Mark Doram, Director of Operations at the Edmonton’s Food Bank talks about his tenure and the things he has witnessed. “I’ve been at the food bank for 10 years, and it’s been a great 10 years of my life. Sadly, I’ve also seen many disasters during that time, especially in Edmonton. We’ve had tornadoes, wildfires etc. I have to say that those prepared us for the pandemic. For us, this was just another disaster. I remember when they first declared COVID a global pandemic, we already knew what to do. We had our plexiglass screens ready, and we reduced the number of people who were coming and going. We are very fortunate that we haven’t had to shut down our operations, and knock-on wood, we haven’t had an outbreak so far.”

The increase in clients was something that most food banks were expecting during this time. For the Edmonton’s Food Bank, this increase started before the pandemic.

“The downturn in our economy hit us hard. People were expecting that food banks would have a 30-40% increase in clients during the pandemic, but in Alberta, this was already the case because of the economy. Many people lost their jobs during the pandemic, and that was another additional 10-15% increase in our clients that we had to account for.”

Like so many other food banks, the Edmonton’s Food Bank had to be creative and pivot their operations. Their compassion and commitment are exemplary and the new programs that were created will also be beneficial for many other agencies and partners.

“When the pandemic first began, we had to change our operations. We were building hampers in our warehouse and bringing them to different sites. Unfortunately, many of those had to be shut down. So, we had to think of other ways to be there for those who need us. We opened our second building and were distributing food out of there. We were serving around 100 families a day and we were doing that for five days straight. We were also supplying food to other agencies. Many of them serve hot lunches, but because of the amount of people that were coming in, that was not a viable option. So, we spoke to one of our partners, Capital Meats, and we bought some luncheon meat so those agencies could make sandwiches. We also provided soup to go with it. It was a real change. Another new feature was our mobile food depot where we are going into communities that don’t have food banks set up there and we work out of parking lots to deliver hampers, so we can reach those communities. We want to be able to provide food to anyone who needs it, no matter where they are, and this is something we will continue in the future.”

The Edmonton’s Food Bank is committed to helping those who need them, not just by providing food but also finding other solutions that will make their lives better, so they no longer have to use food banks.

“Another interesting new idea is called the Beyond Food Program and it helps people with resume writing and other skills as well as offering food handling courses. Before the pandemic, we were serving 40 people a day. We had to scale that back a bit because of health guidelines and make it by appointment only but it was still working well. We heard from someone who said they were able to get employment at Alberta Health Services thanks to this program. We can’t wait to continue this afterwards. We also like to connect people to other organizations. For example, housing is a big factor in poverty. People who don’t have a roof over their heads cannot afford food. We connect people to other organizations that provide housing such as Pathway of Hope at the Salvation Army. We want to provide them with the resources they need. Our mission is to ensure that they don’t need to use the food banks anymore.”

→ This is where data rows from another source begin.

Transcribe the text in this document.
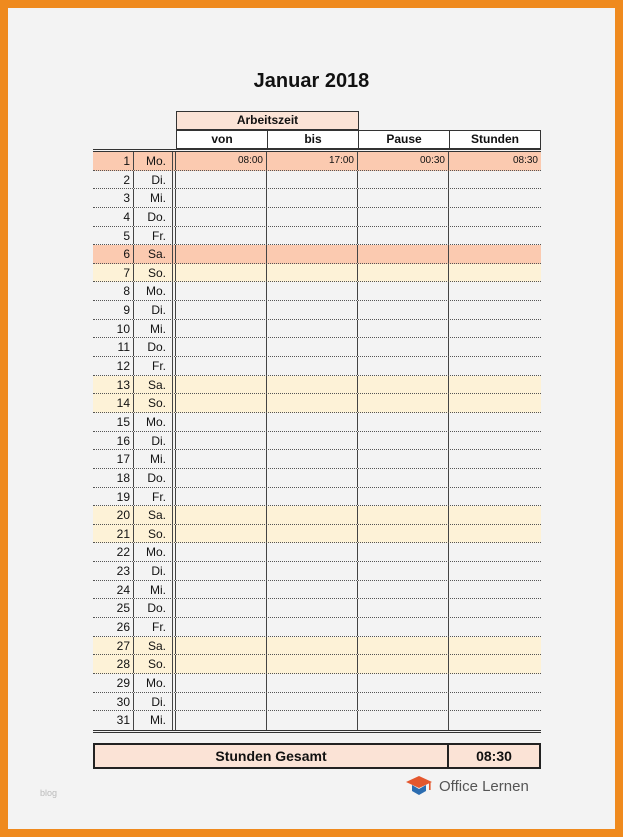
Januar 2018
Arbeitszeit
von	bis	Pause	Stunden
1	Mo.	08:00	17:00	00:30	08:30
2	Di.
3	Mi.
4	Do.
5	Fr.
6	Sa.
7	So.
8	Mo.
9	Di.
10	Mi.
11	Do.
12	Fr.
13	Sa.
14	So.
15	Mo.
16	Di.
17	Mi.
18	Do.
19	Fr.
20	Sa.
21	So.
22	Mo.
23	Di.
24	Mi.
25	Do.
26	Fr.
27	Sa.
28	So.
29	Mo.
30	Di.
31	Mi.
Stunden Gesamt	08:30
Office Lernen
blog
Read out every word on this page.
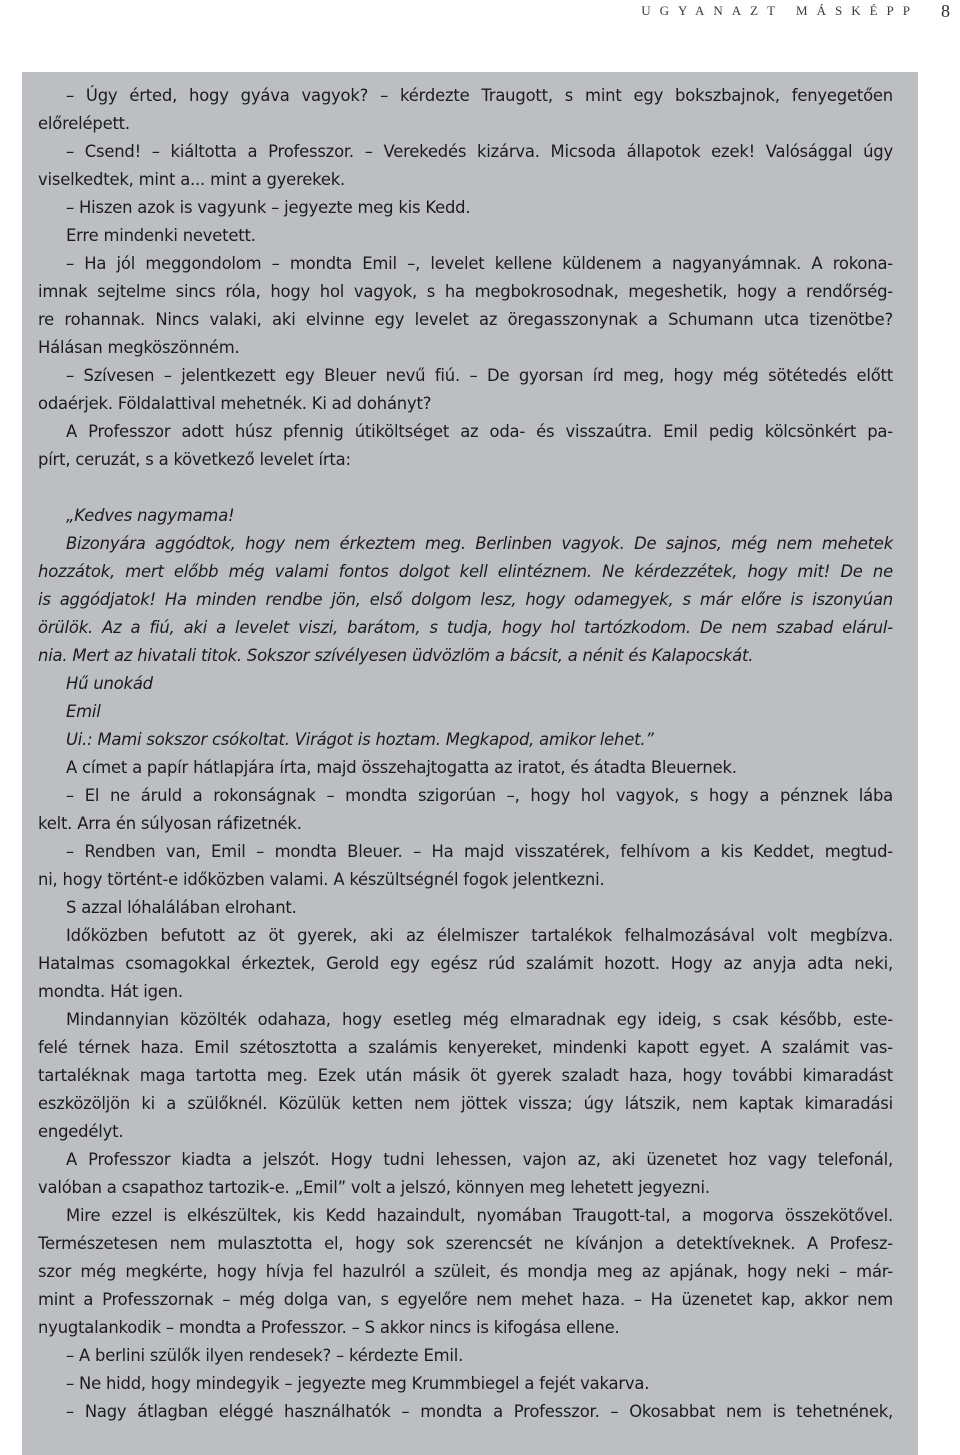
UGYANAZT MÁSKÉPP 8
– Úgy érted, hogy gyáva vagyok? – kérdezte Traugott, s mint egy bokszbajnok, fenyegetően
előrelépett.
– Csend! – kiáltotta a Professzor. – Verekedés kizárva. Micsoda állapotok ezek! Valósággal úgy
viselkedtek, mint a... mint a gyerekek.
– Hiszen azok is vagyunk – jegyezte meg kis Kedd.
Erre mindenki nevetett.
– Ha jól meggondolom – mondta Emil –, levelet kellene küldenem a nagyanyámnak. A rokona-
imnak sejtelme sincs róla, hogy hol vagyok, s ha megbokrosodnak, megeshetik, hogy a rendőrség-
re rohannak. Nincs valaki, aki elvinne egy levelet az öregasszonynak a Schumann utca tizenötbe?
Hálásan megköszönném.
– Szívesen – jelentkezett egy Bleuer nevű fiú. – De gyorsan írd meg, hogy még sötétedés előtt
odaérjek. Földalattival mehetnék. Ki ad dohányt?
A Professzor adott húsz pfennig útiköltséget az oda- és visszaútra. Emil pedig kölcsönkért pa-
pírt, ceruzát, s a következő levelet írta:
„Kedves nagymama!
Bizonyára aggódtok, hogy nem érkeztem meg. Berlinben vagyok. De sajnos, még nem mehetek
hozzátok, mert előbb még valami fontos dolgot kell elintéznem. Ne kérdezzétek, hogy mit! De ne
is aggódjatok! Ha minden rendbe jön, első dolgom lesz, hogy odamegyek, s már előre is iszonyúan
örülök. Az a fiú, aki a levelet viszi, barátom, s tudja, hogy hol tartózkodom. De nem szabad elárul-
nia. Mert az hivatali titok. Sokszor szívélyesen üdvözlöm a bácsit, a nénit és Kalapocskát.
Hű unokád
Emil
Ui.: Mami sokszor csókoltat. Virágot is hoztam. Megkapod, amikor lehet.”
A címet a papír hátlapjára írta, majd összehajtogatta az iratot, és átadta Bleuernek.
– El ne áruld a rokonságnak – mondta szigorúan –, hogy hol vagyok, s hogy a pénznek lába
kelt. Arra én súlyosan ráfizetnék.
– Rendben van, Emil – mondta Bleuer. – Ha majd visszatérek, felhívom a kis Keddet, megtud-
ni, hogy történt-e időközben valami. A készültségnél fogok jelentkezni.
S azzal lóhalálában elrohant.
Időközben befutott az öt gyerek, aki az élelmiszer tartalékok felhalmozásával volt megbízva.
Hatalmas csomagokkal érkeztek, Gerold egy egész rúd szalámit hozott. Hogy az anyja adta neki,
mondta. Hát igen.
Mindannyian közölték odahaza, hogy esetleg még elmaradnak egy ideig, s csak később, este-
felé térnek haza. Emil szétosztotta a szalámis kenyereket, mindenki kapott egyet. A szalámit vas-
tartaléknak maga tartotta meg. Ezek után másik öt gyerek szaladt haza, hogy további kimaradást
eszközöljön ki a szülőknél. Közülük ketten nem jöttek vissza; úgy látszik, nem kaptak kimaradási
engedélyt.
A Professzor kiadta a jelszót. Hogy tudni lehessen, vajon az, aki üzenetet hoz vagy telefonál,
valóban a csapathoz tartozik-e. „Emil” volt a jelszó, könnyen meg lehetett jegyezni.
Mire ezzel is elkészültek, kis Kedd hazaindult, nyomában Traugott-tal, a mogorva összekötővel.
Természetesen nem mulasztotta el, hogy sok szerencsét ne kívánjon a detektíveknek. A Profesz-
szor még megkérte, hogy hívja fel hazulról a szüleit, és mondja meg az apjának, hogy neki – már-
mint a Professzornak – még dolga van, s egyelőre nem mehet haza. – Ha üzenetet kap, akkor nem
nyugtalankodik – mondta a Professzor. – S akkor nincs is kifogása ellene.
– A berlini szülők ilyen rendesek? – kérdezte Emil.
– Ne hidd, hogy mindegyik – jegyezte meg Krummbiegel a fejét vakarva.
– Nagy átlagban eléggé használhatók – mondta a Professzor. – Okosabbat nem is tehetnének,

And just like many other Canadians across the country, the people of Edmonton were there, behind the food banks, offering their support.

“We lost all our major events last year, our big food and money drives. Christmas was also very light as far as receiving tons of foods. But people who live in Edmonton are very generous. They still managed to fill bins at supermarkets and other places. We also received a lot of monetary donations so we can purchase the food. Canadians know what’s important, food is one of the core needs of survival. We are so lucky to be part of such a wonderful country.”

Mark has heard many stories of hope during his tenure, but a simple birthday cake story was the one that stood out the most for him.

“I remember vividly. There was a father who came with his little boy who was about to celebrate his birthday. They went to the back and were able to find a birthday cake and I remember the little boy hugged the birthday cake and said, ‘Dad this is going to be the best birthday ever’. His eyes were sparkling with joy and hope. The fact that a simple birthday cake brought so much joy to this little boy, I think that is so special to me.”

And he just wants to let everyone know that the food banks are here for them if they need it.

“I often hear so many people tell me that ‘I was a client of yours in the past, and now I am a donor’. How can we say we are not helping when we hear this? So many people are now successfully able to carry on with their lives and no longer have to use the food banks, but we are at a point where people need us and we are here to do just that, to help those who need us the most. I really hope that people don’t feel ashamed that they have to use a food bank, because there is no judgment at the food bank. Anyone can use them.”